Pero aunque con el paso de los siglos logramos convencernos de que unicornios, grifos y minotauros nunca fueron más que infantiles creencias de nuestros antepasados, al menos hasta 1734, en pleno Siècle des Lumières, había quien todavía guardaba esperanzas de encontrar un esqueleto completo de dragón en alguna colección, quizá con la ilusión de algún día poder alardear de tenerlo guardado en su cochera.

Como cuenta el zoólogo Peter J. Hogarth en Dragons (1979), hasta hace no mucho más de cuatrocientos años todavía eran frecuentes los avistajes de dragones, aunque para entonces probablemente ya fueran una especie en extinción. Tanto en Europa como en China, aunque con marcadas diferencias, los dragones aparecían en todo tipo de reportes, no solo de personas perdidas en el anonimato sino también de reyes, caballeros y estudiosos de todo tipo. Los dragones, arriesga Hogarth, aparecieron junto con la civilización.
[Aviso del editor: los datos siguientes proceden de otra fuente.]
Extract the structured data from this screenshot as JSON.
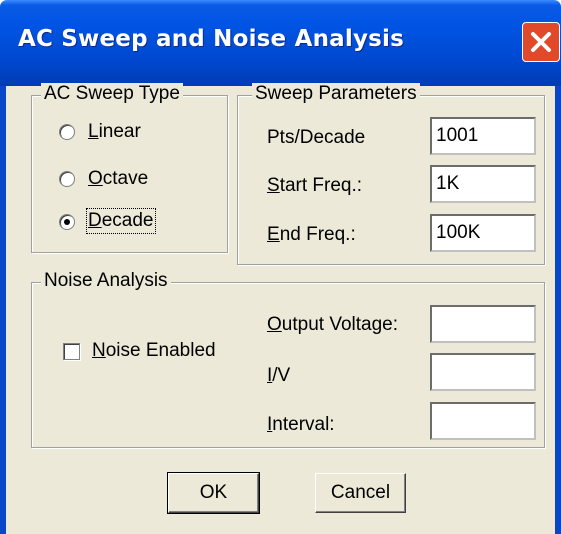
{
  "window": {
    "title": "AC Sweep and Noise Analysis"
  },
  "ac_sweep_type": {
    "legend": "AC Sweep Type",
    "options": [
      {
        "key": "L",
        "rest": "inear",
        "selected": false
      },
      {
        "key": "O",
        "rest": "ctave",
        "selected": false
      },
      {
        "key": "D",
        "rest": "ecade",
        "selected": true
      }
    ]
  },
  "sweep_parameters": {
    "legend": "Sweep Parameters",
    "pts_label": "Pts/Decade",
    "pts_value": "1001",
    "start_key": "S",
    "start_rest": "tart Freq.:",
    "start_value": "1K",
    "end_key": "E",
    "end_rest": "nd Freq.:",
    "end_value": "100K"
  },
  "noise_analysis": {
    "legend": "Noise Analysis",
    "enabled_key": "N",
    "enabled_rest": "oise Enabled",
    "enabled": false,
    "output_key": "O",
    "output_rest": "utput Voltage:",
    "output_value": "",
    "iv_key": "I",
    "iv_rest": "/V",
    "iv_value": "",
    "interval_key": "I",
    "interval_rest": "nterval:",
    "interval_value": ""
  },
  "buttons": {
    "ok": "OK",
    "cancel": "Cancel"
  }
}
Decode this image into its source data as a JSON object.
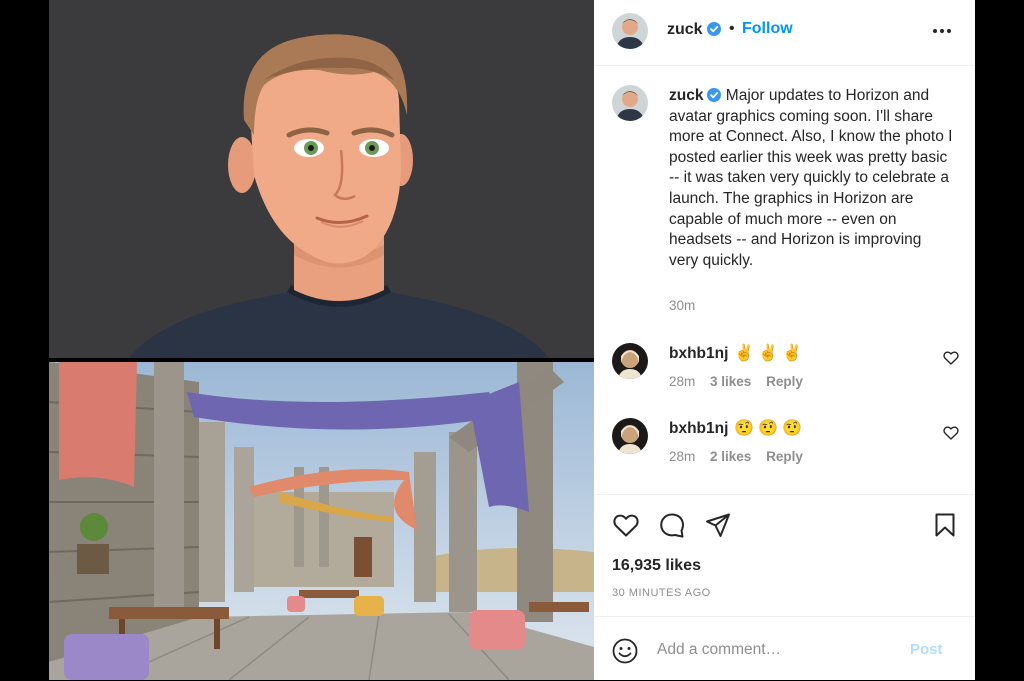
{
  "post": {
    "username": "zuck",
    "follow_label": "Follow",
    "dot": "•",
    "caption": "Major updates to Horizon and avatar graphics coming soon. I'll share more at Connect. Also, I know the photo I posted earlier this week was pretty basic -- it was taken very quickly to celebrate a launch. The graphics in Horizon are capable of much more -- even on headsets -- and Horizon is improving very quickly.",
    "caption_time": "30m",
    "likes": "16,935 likes",
    "time_ago": "30 MINUTES AGO"
  },
  "comments": [
    {
      "username": "bxhb1nj",
      "text": "✌✌✌",
      "time": "28m",
      "likes": "3 likes",
      "reply": "Reply"
    },
    {
      "username": "bxhb1nj",
      "text": "🤨🤨🤨",
      "time": "28m",
      "likes": "2 likes",
      "reply": "Reply"
    }
  ],
  "add_comment": {
    "placeholder": "Add a comment…",
    "post_label": "Post"
  },
  "icons": {
    "verified": "verified-badge-icon",
    "more": "more-options-icon",
    "like": "heart-icon",
    "comment": "comment-icon",
    "share": "share-icon",
    "save": "bookmark-icon",
    "emoji": "emoji-icon"
  },
  "colors": {
    "accent": "#0095f6",
    "verified": "#3897f0",
    "muted": "#8e8e8e",
    "text": "#262626",
    "post_disabled": "#b2dffc"
  }
}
El sistema de creencias más antiguo que conocemos, el poema Enūma Eliš de la antigua Babilonia contenido en siete tablillas de arcilla y fechado aproximadamente en el 1800 a. e. c., incluye, esperablemente, un mito de la creación en el que se cuenta cómo de la unión entre Apsu, el espíritu masculino del agua dulce y el vacío en el que el mundo luego existiría, y Tiamat, el espíritu femenino del agua salada y el caos, surgió el mundo como lo conocemos.

Luego de que Tiamat diera a luz a la primera generación de deidades, en un momento Apsu exclama: “De día no encuentro alivio ni de noche descanso … que la quietud regrese y podamos descansar”.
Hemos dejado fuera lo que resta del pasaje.